7. Si quelqu’un dit que Jésus en tant qu’homme a été mû par le Dieu Verbe et que la gloire du Fils unique lui a été attribuée comme à un autre subsistant à part lui, qu’il soit anathème (Denzinger, Symboles et définitions de la foi catholique, n. 258).
8. Si quelqu’un ose dire que l’homme assumé doit être coadoré et coglorifié avec le Dieu Verbe et qu’il doit être coappelé Dieu comme un autre avec un autre (car chaque fois l’addition du mot « avec » forcera de concevoir la chose ainsi) et n’honore pas plutôt l’Emmanuel d’une seule adoration et ne lui adresse pas une seule glorification, selon que le Verbe s’est fait chair, qu’il soit anathème (Denzinger, Symboles et définitions de la foi catholique, n. 259).
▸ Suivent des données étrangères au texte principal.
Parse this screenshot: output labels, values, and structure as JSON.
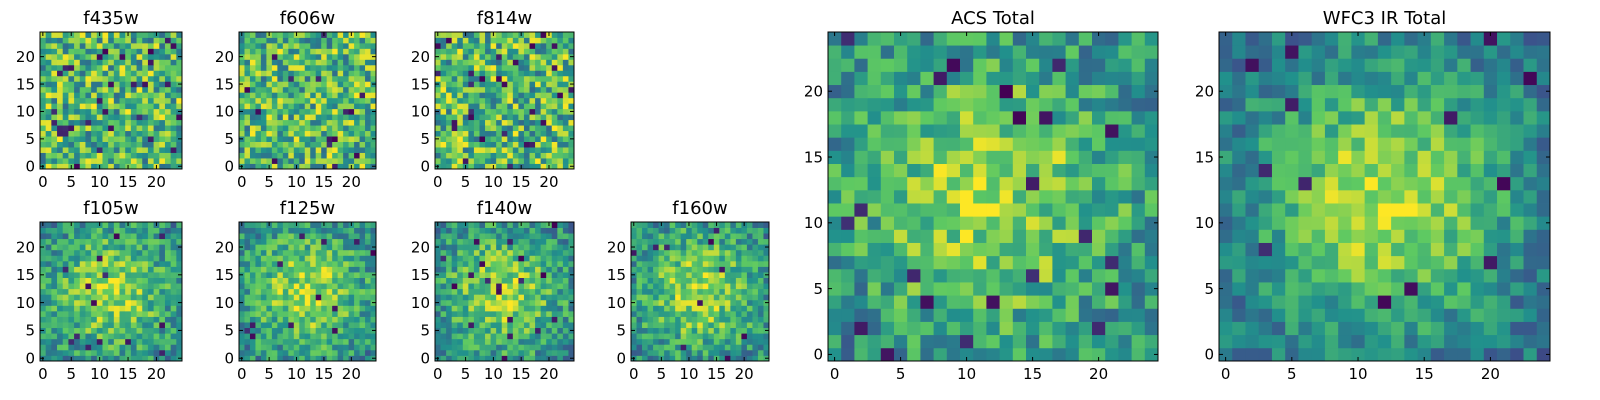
{
  "figure": {
    "colormap": "viridis",
    "colormap_stops": [
      "#440154",
      "#3b528b",
      "#21918c",
      "#5ec962",
      "#fde725"
    ]
  },
  "chart_data": [
    {
      "type": "heatmap",
      "title": "f435w",
      "grid_size": [
        25,
        25
      ],
      "xlim": [
        0,
        24
      ],
      "ylim": [
        0,
        24
      ],
      "x_ticks": [
        0,
        5,
        10,
        15,
        20
      ],
      "y_ticks": [
        0,
        5,
        10,
        15,
        20
      ],
      "pattern": "uniform-noise",
      "seed": 101,
      "dark_fraction": 0.05
    },
    {
      "type": "heatmap",
      "title": "f606w",
      "grid_size": [
        25,
        25
      ],
      "xlim": [
        0,
        24
      ],
      "ylim": [
        0,
        24
      ],
      "x_ticks": [
        0,
        5,
        10,
        15,
        20
      ],
      "y_ticks": [
        0,
        5,
        10,
        15,
        20
      ],
      "pattern": "uniform-noise",
      "seed": 202,
      "dark_fraction": 0.04
    },
    {
      "type": "heatmap",
      "title": "f814w",
      "grid_size": [
        25,
        25
      ],
      "xlim": [
        0,
        24
      ],
      "ylim": [
        0,
        24
      ],
      "x_ticks": [
        0,
        5,
        10,
        15,
        20
      ],
      "y_ticks": [
        0,
        5,
        10,
        15,
        20
      ],
      "pattern": "uniform-noise",
      "seed": 303,
      "dark_fraction": 0.05
    },
    {
      "type": "heatmap",
      "title": "f105w",
      "grid_size": [
        25,
        25
      ],
      "xlim": [
        0,
        24
      ],
      "ylim": [
        0,
        24
      ],
      "x_ticks": [
        0,
        5,
        10,
        15,
        20
      ],
      "y_ticks": [
        0,
        5,
        10,
        15,
        20
      ],
      "pattern": "central-bright",
      "seed": 404,
      "dark_fraction": 0.02
    },
    {
      "type": "heatmap",
      "title": "f125w",
      "grid_size": [
        25,
        25
      ],
      "xlim": [
        0,
        24
      ],
      "ylim": [
        0,
        24
      ],
      "x_ticks": [
        0,
        5,
        10,
        15,
        20
      ],
      "y_ticks": [
        0,
        5,
        10,
        15,
        20
      ],
      "pattern": "central-bright",
      "seed": 505,
      "dark_fraction": 0.03
    },
    {
      "type": "heatmap",
      "title": "f140w",
      "grid_size": [
        25,
        25
      ],
      "xlim": [
        0,
        24
      ],
      "ylim": [
        0,
        24
      ],
      "x_ticks": [
        0,
        5,
        10,
        15,
        20
      ],
      "y_ticks": [
        0,
        5,
        10,
        15,
        20
      ],
      "pattern": "central-bright",
      "seed": 606,
      "dark_fraction": 0.03
    },
    {
      "type": "heatmap",
      "title": "f160w",
      "grid_size": [
        25,
        25
      ],
      "xlim": [
        0,
        24
      ],
      "ylim": [
        0,
        24
      ],
      "x_ticks": [
        0,
        5,
        10,
        15,
        20
      ],
      "y_ticks": [
        0,
        5,
        10,
        15,
        20
      ],
      "pattern": "central-bright",
      "seed": 707,
      "dark_fraction": 0.02
    },
    {
      "type": "heatmap",
      "title": "ACS Total",
      "grid_size": [
        25,
        25
      ],
      "xlim": [
        0,
        24
      ],
      "ylim": [
        0,
        24
      ],
      "x_ticks": [
        0,
        5,
        10,
        15,
        20
      ],
      "y_ticks": [
        0,
        5,
        10,
        15,
        20
      ],
      "pattern": "central-bright",
      "seed": 808,
      "dark_fraction": 0.03
    },
    {
      "type": "heatmap",
      "title": "WFC3 IR Total",
      "grid_size": [
        25,
        25
      ],
      "xlim": [
        0,
        24
      ],
      "ylim": [
        0,
        24
      ],
      "x_ticks": [
        0,
        5,
        10,
        15,
        20
      ],
      "y_ticks": [
        0,
        5,
        10,
        15,
        20
      ],
      "pattern": "central-bright-strong",
      "seed": 909,
      "dark_fraction": 0.02
    }
  ]
}
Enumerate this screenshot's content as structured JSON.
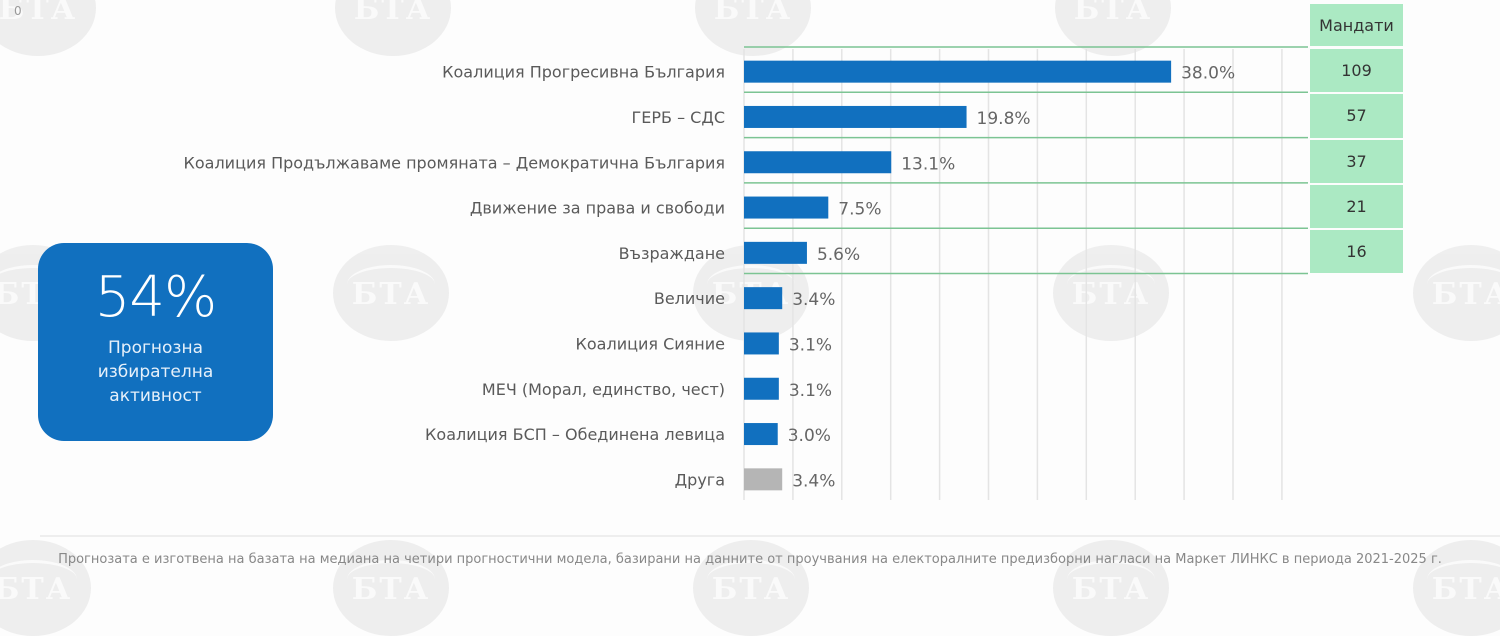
{
  "chart_data": {
    "type": "bar",
    "orientation": "horizontal",
    "title": "",
    "xlabel": "",
    "ylabel": "",
    "xlim": [
      0,
      50
    ],
    "grid": true,
    "categories": [
      "Коалиция Прогресивна България",
      "ГЕРБ – СДС",
      "Коалиция Продължаваме промяната – Демократична България",
      "Движение за права и свободи",
      "Възраждане",
      "Величие",
      "Коалиция Сияние",
      "МЕЧ (Морал, единство, чест)",
      "Коалиция БСП – Обединена левица",
      "Друга"
    ],
    "values": [
      38.0,
      19.8,
      13.1,
      7.5,
      5.6,
      3.4,
      3.1,
      3.1,
      3.0,
      3.4
    ],
    "value_labels": [
      "38.0%",
      "19.8%",
      "13.1%",
      "7.5%",
      "5.6%",
      "3.4%",
      "3.1%",
      "3.1%",
      "3.0%",
      "3.4%"
    ],
    "bar_colors": [
      "#1170bf",
      "#1170bf",
      "#1170bf",
      "#1170bf",
      "#1170bf",
      "#1170bf",
      "#1170bf",
      "#1170bf",
      "#1170bf",
      "#b5b5b5"
    ],
    "seats": {
      "header": "Мандати",
      "values": [
        "109",
        "57",
        "37",
        "21",
        "16"
      ]
    }
  },
  "turnout": {
    "value": "54%",
    "label_lines": [
      "Прогнозна",
      "избирателна",
      "активност"
    ]
  },
  "footer": "Прогнозата е изготвена на базата на медиана на четири прогностични модела, базирани на данните от проучвания на електоралните предизборни нагласи  на Маркет ЛИНКС в периода 2021-2025 г.",
  "corner_mark": "0",
  "watermark": "БТА",
  "colors": {
    "bar": "#1170bf",
    "other_bar": "#b5b5b5",
    "seats_bg": "#abe9c3",
    "row_line": "#7cc493",
    "grid": "#e4e4e4"
  }
}
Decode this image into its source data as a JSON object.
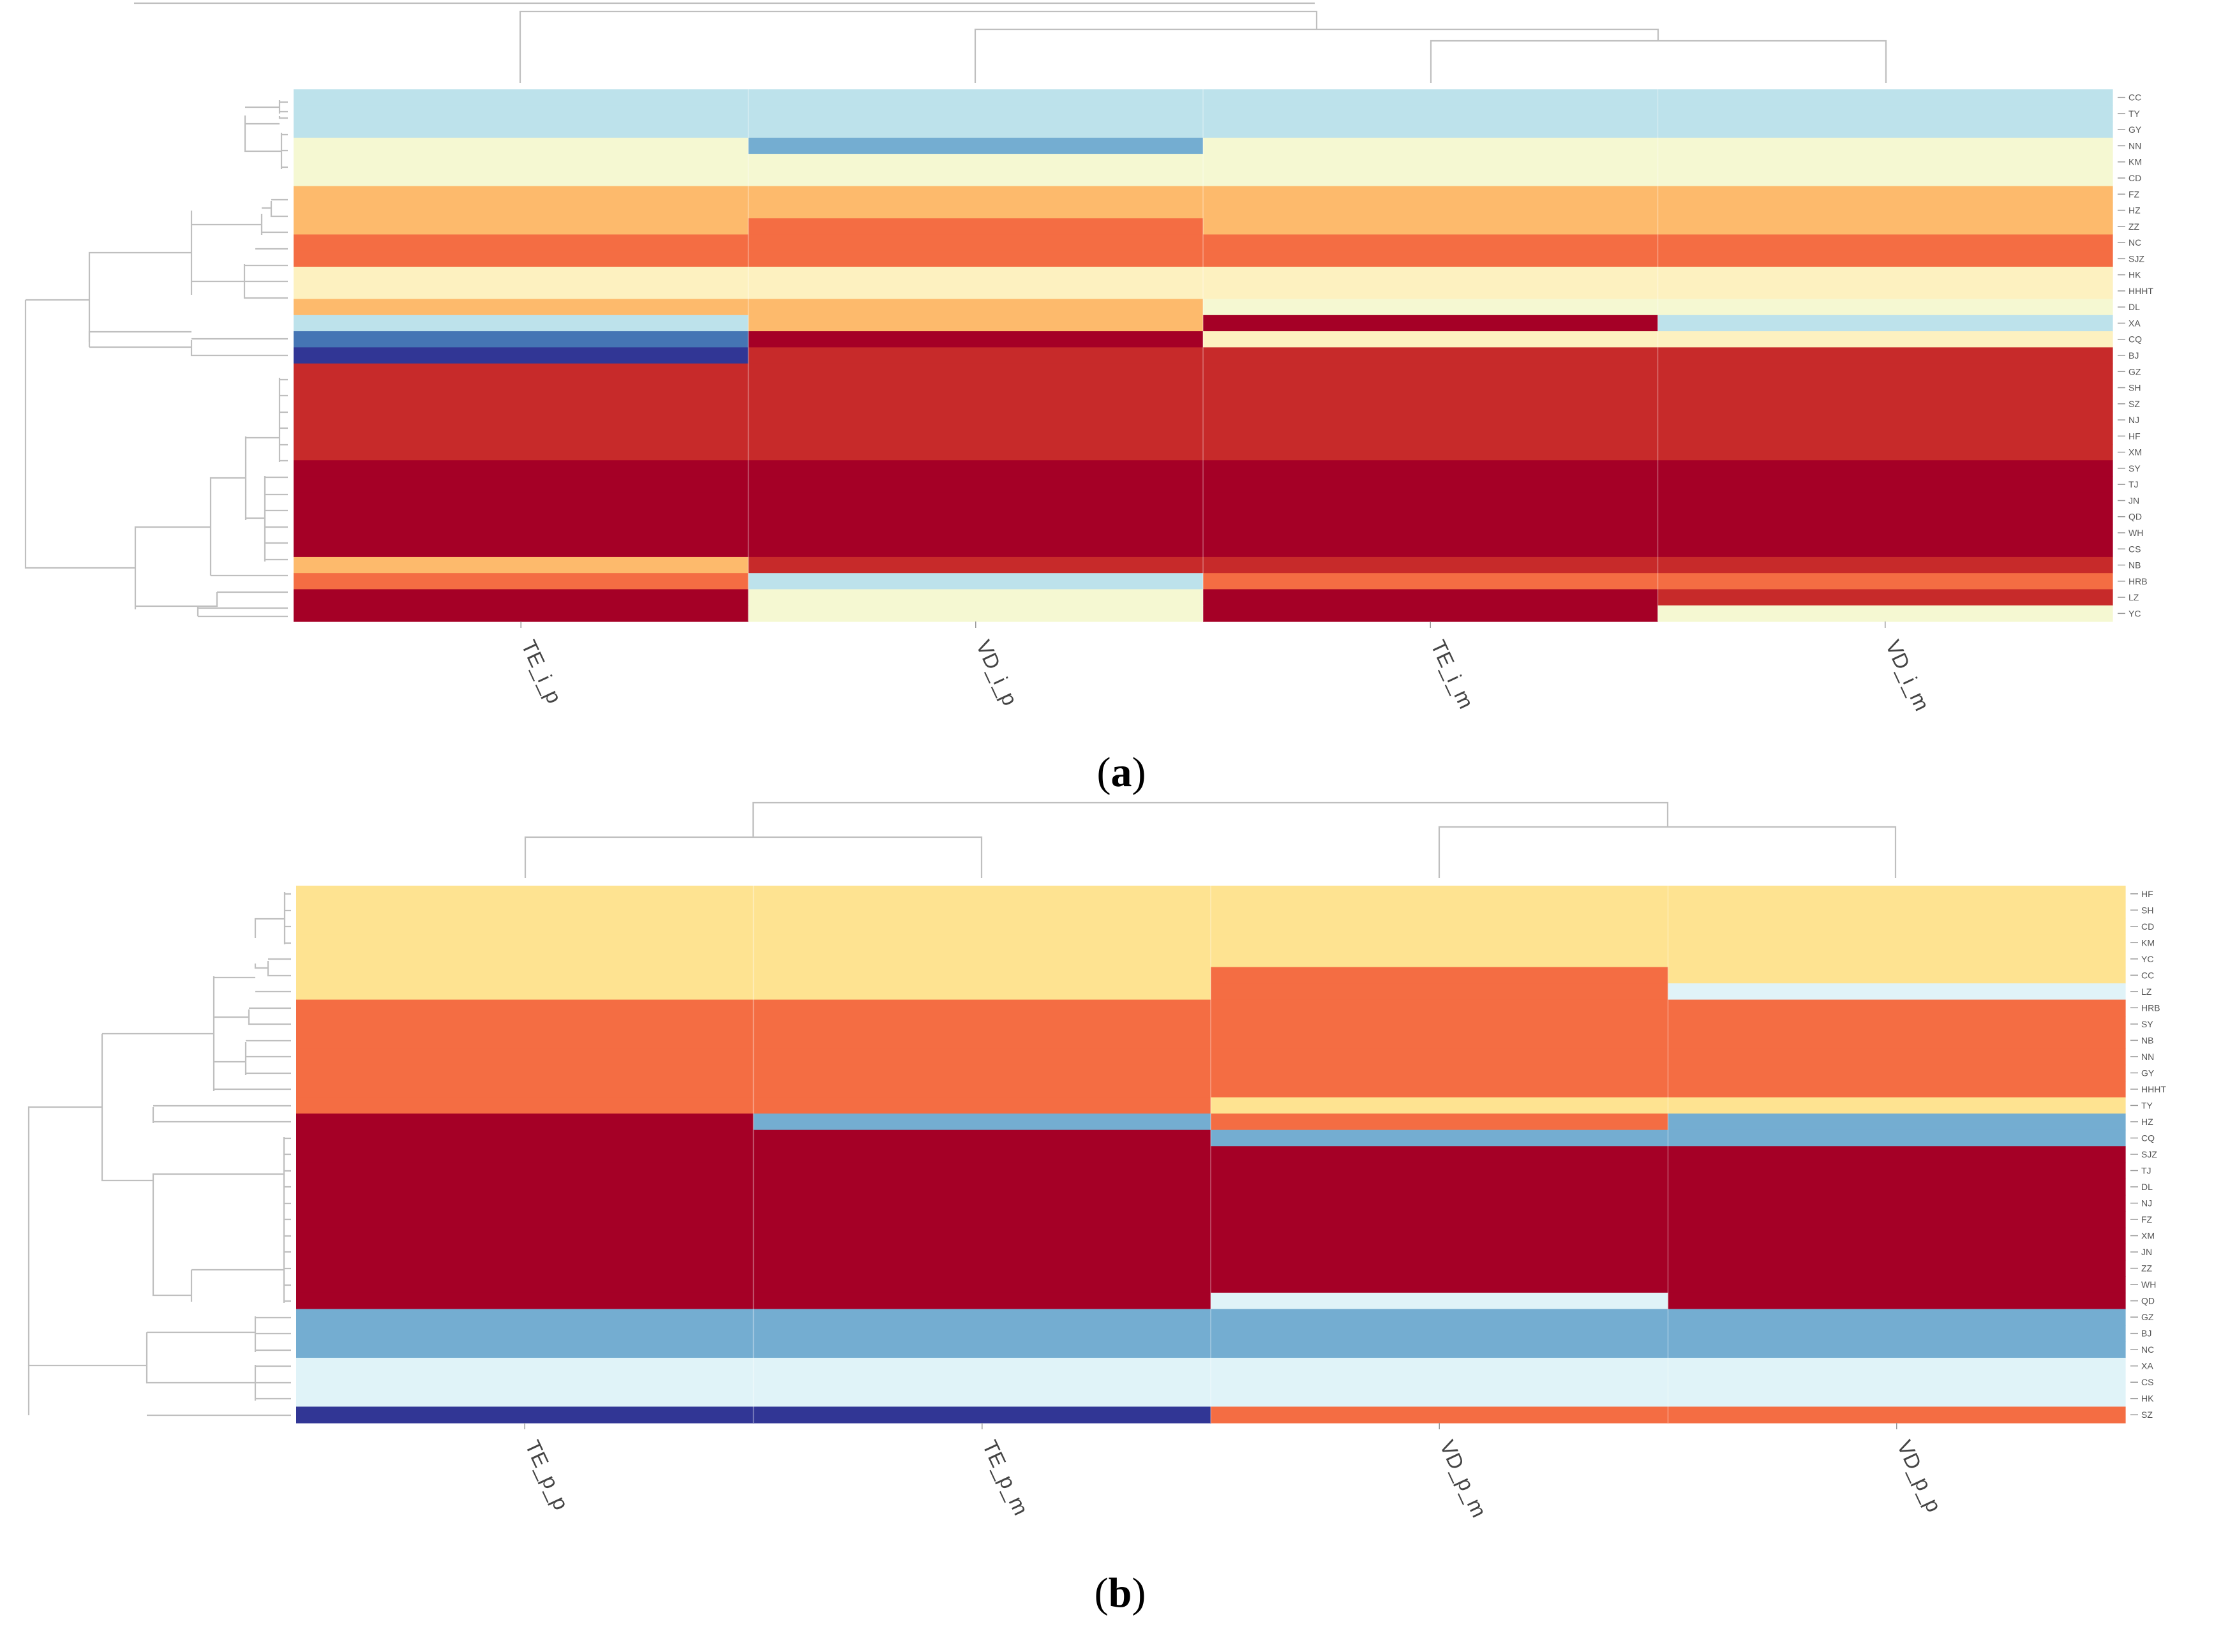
{
  "colors": {
    "A": "#a50026",
    "R": "#c72a2a",
    "O": "#f46d43",
    "L": "#fdba6c",
    "Y": "#fee391",
    "P": "#fdf1c0",
    "C": "#f5f8d2",
    "W": "#e0f3f8",
    "K": "#bde2eb",
    "S": "#74add1",
    "M": "#4575b4",
    "D": "#313695"
  },
  "chart_data": [
    {
      "type": "heatmap",
      "panel_label": "a",
      "columns": [
        "TE_i_p",
        "VD_i_p",
        "TE_i_m",
        "VD_i_m"
      ],
      "rows": [
        {
          "name": "CC",
          "cells": [
            "K",
            "K",
            "K",
            "K"
          ]
        },
        {
          "name": "TY",
          "cells": [
            "K",
            "K",
            "K",
            "K"
          ]
        },
        {
          "name": "GY",
          "cells": [
            "K",
            "K",
            "K",
            "K"
          ]
        },
        {
          "name": "NN",
          "cells": [
            "C",
            "S",
            "C",
            "C"
          ]
        },
        {
          "name": "KM",
          "cells": [
            "C",
            "C",
            "C",
            "C"
          ]
        },
        {
          "name": "CD",
          "cells": [
            "C",
            "C",
            "C",
            "C"
          ]
        },
        {
          "name": "FZ",
          "cells": [
            "L",
            "L",
            "L",
            "L"
          ]
        },
        {
          "name": "HZ",
          "cells": [
            "L",
            "L",
            "L",
            "L"
          ]
        },
        {
          "name": "ZZ",
          "cells": [
            "L",
            "O",
            "L",
            "L"
          ]
        },
        {
          "name": "NC",
          "cells": [
            "O",
            "O",
            "O",
            "O"
          ]
        },
        {
          "name": "SJZ",
          "cells": [
            "O",
            "O",
            "O",
            "O"
          ]
        },
        {
          "name": "HK",
          "cells": [
            "P",
            "P",
            "P",
            "P"
          ]
        },
        {
          "name": "HHHT",
          "cells": [
            "P",
            "P",
            "P",
            "P"
          ]
        },
        {
          "name": "DL",
          "cells": [
            "L",
            "L",
            "C",
            "C"
          ]
        },
        {
          "name": "XA",
          "cells": [
            "K",
            "L",
            "A",
            "K"
          ]
        },
        {
          "name": "CQ",
          "cells": [
            "M",
            "A",
            "P",
            "P"
          ]
        },
        {
          "name": "BJ",
          "cells": [
            "D",
            "R",
            "R",
            "R"
          ]
        },
        {
          "name": "GZ",
          "cells": [
            "R",
            "R",
            "R",
            "R"
          ]
        },
        {
          "name": "SH",
          "cells": [
            "R",
            "R",
            "R",
            "R"
          ]
        },
        {
          "name": "SZ",
          "cells": [
            "R",
            "R",
            "R",
            "R"
          ]
        },
        {
          "name": "NJ",
          "cells": [
            "R",
            "R",
            "R",
            "R"
          ]
        },
        {
          "name": "HF",
          "cells": [
            "R",
            "R",
            "R",
            "R"
          ]
        },
        {
          "name": "XM",
          "cells": [
            "R",
            "R",
            "R",
            "R"
          ]
        },
        {
          "name": "SY",
          "cells": [
            "A",
            "A",
            "A",
            "A"
          ]
        },
        {
          "name": "TJ",
          "cells": [
            "A",
            "A",
            "A",
            "A"
          ]
        },
        {
          "name": "JN",
          "cells": [
            "A",
            "A",
            "A",
            "A"
          ]
        },
        {
          "name": "QD",
          "cells": [
            "A",
            "A",
            "A",
            "A"
          ]
        },
        {
          "name": "WH",
          "cells": [
            "A",
            "A",
            "A",
            "A"
          ]
        },
        {
          "name": "CS",
          "cells": [
            "A",
            "A",
            "A",
            "A"
          ]
        },
        {
          "name": "NB",
          "cells": [
            "L",
            "R",
            "R",
            "R"
          ]
        },
        {
          "name": "HRB",
          "cells": [
            "O",
            "K",
            "O",
            "O"
          ]
        },
        {
          "name": "LZ",
          "cells": [
            "A",
            "C",
            "A",
            "R"
          ]
        },
        {
          "name": "YC",
          "cells": [
            "A",
            "C",
            "A",
            "C"
          ]
        }
      ]
    },
    {
      "type": "heatmap",
      "panel_label": "b",
      "columns": [
        "TE_p_p",
        "TE_p_m",
        "VD_p_m",
        "VD_p_p"
      ],
      "rows": [
        {
          "name": "HF",
          "cells": [
            "Y",
            "Y",
            "Y",
            "Y"
          ]
        },
        {
          "name": "SH",
          "cells": [
            "Y",
            "Y",
            "Y",
            "Y"
          ]
        },
        {
          "name": "CD",
          "cells": [
            "Y",
            "Y",
            "Y",
            "Y"
          ]
        },
        {
          "name": "KM",
          "cells": [
            "Y",
            "Y",
            "Y",
            "Y"
          ]
        },
        {
          "name": "YC",
          "cells": [
            "Y",
            "Y",
            "Y",
            "Y"
          ]
        },
        {
          "name": "CC",
          "cells": [
            "Y",
            "Y",
            "O",
            "Y"
          ]
        },
        {
          "name": "LZ",
          "cells": [
            "Y",
            "Y",
            "O",
            "W"
          ]
        },
        {
          "name": "HRB",
          "cells": [
            "O",
            "O",
            "O",
            "O"
          ]
        },
        {
          "name": "SY",
          "cells": [
            "O",
            "O",
            "O",
            "O"
          ]
        },
        {
          "name": "NB",
          "cells": [
            "O",
            "O",
            "O",
            "O"
          ]
        },
        {
          "name": "NN",
          "cells": [
            "O",
            "O",
            "O",
            "O"
          ]
        },
        {
          "name": "GY",
          "cells": [
            "O",
            "O",
            "O",
            "O"
          ]
        },
        {
          "name": "HHHT",
          "cells": [
            "O",
            "O",
            "O",
            "O"
          ]
        },
        {
          "name": "TY",
          "cells": [
            "O",
            "O",
            "Y",
            "Y"
          ]
        },
        {
          "name": "HZ",
          "cells": [
            "A",
            "S",
            "O",
            "S"
          ]
        },
        {
          "name": "CQ",
          "cells": [
            "A",
            "A",
            "S",
            "S"
          ]
        },
        {
          "name": "SJZ",
          "cells": [
            "A",
            "A",
            "A",
            "A"
          ]
        },
        {
          "name": "TJ",
          "cells": [
            "A",
            "A",
            "A",
            "A"
          ]
        },
        {
          "name": "DL",
          "cells": [
            "A",
            "A",
            "A",
            "A"
          ]
        },
        {
          "name": "NJ",
          "cells": [
            "A",
            "A",
            "A",
            "A"
          ]
        },
        {
          "name": "FZ",
          "cells": [
            "A",
            "A",
            "A",
            "A"
          ]
        },
        {
          "name": "XM",
          "cells": [
            "A",
            "A",
            "A",
            "A"
          ]
        },
        {
          "name": "JN",
          "cells": [
            "A",
            "A",
            "A",
            "A"
          ]
        },
        {
          "name": "ZZ",
          "cells": [
            "A",
            "A",
            "A",
            "A"
          ]
        },
        {
          "name": "WH",
          "cells": [
            "A",
            "A",
            "A",
            "A"
          ]
        },
        {
          "name": "QD",
          "cells": [
            "A",
            "A",
            "W",
            "A"
          ]
        },
        {
          "name": "GZ",
          "cells": [
            "S",
            "S",
            "S",
            "S"
          ]
        },
        {
          "name": "BJ",
          "cells": [
            "S",
            "S",
            "S",
            "S"
          ]
        },
        {
          "name": "NC",
          "cells": [
            "S",
            "S",
            "S",
            "S"
          ]
        },
        {
          "name": "XA",
          "cells": [
            "W",
            "W",
            "W",
            "W"
          ]
        },
        {
          "name": "CS",
          "cells": [
            "W",
            "W",
            "W",
            "W"
          ]
        },
        {
          "name": "HK",
          "cells": [
            "W",
            "W",
            "W",
            "W"
          ]
        },
        {
          "name": "SZ",
          "cells": [
            "D",
            "D",
            "O",
            "O"
          ]
        }
      ]
    }
  ]
}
9. Si quelqu’un dit que l’unique Seigneur Jésus Christ a été glorifié par l’Esprit, comme s’il avait utilisé un pouvoir étranger qui lui venait de l’Esprit et qu’il a reçu de lui le pouvoir d’agir contre les esprits impurs et d’accomplir ses signes divins parmi les hommes, et ne dit pas plutôt que cet Esprit, par lequel il a opéré les signes divins, était le sien propre, qu’il soit anathème (Denzinger, Symboles et définitions de la foi catholique, n. 260).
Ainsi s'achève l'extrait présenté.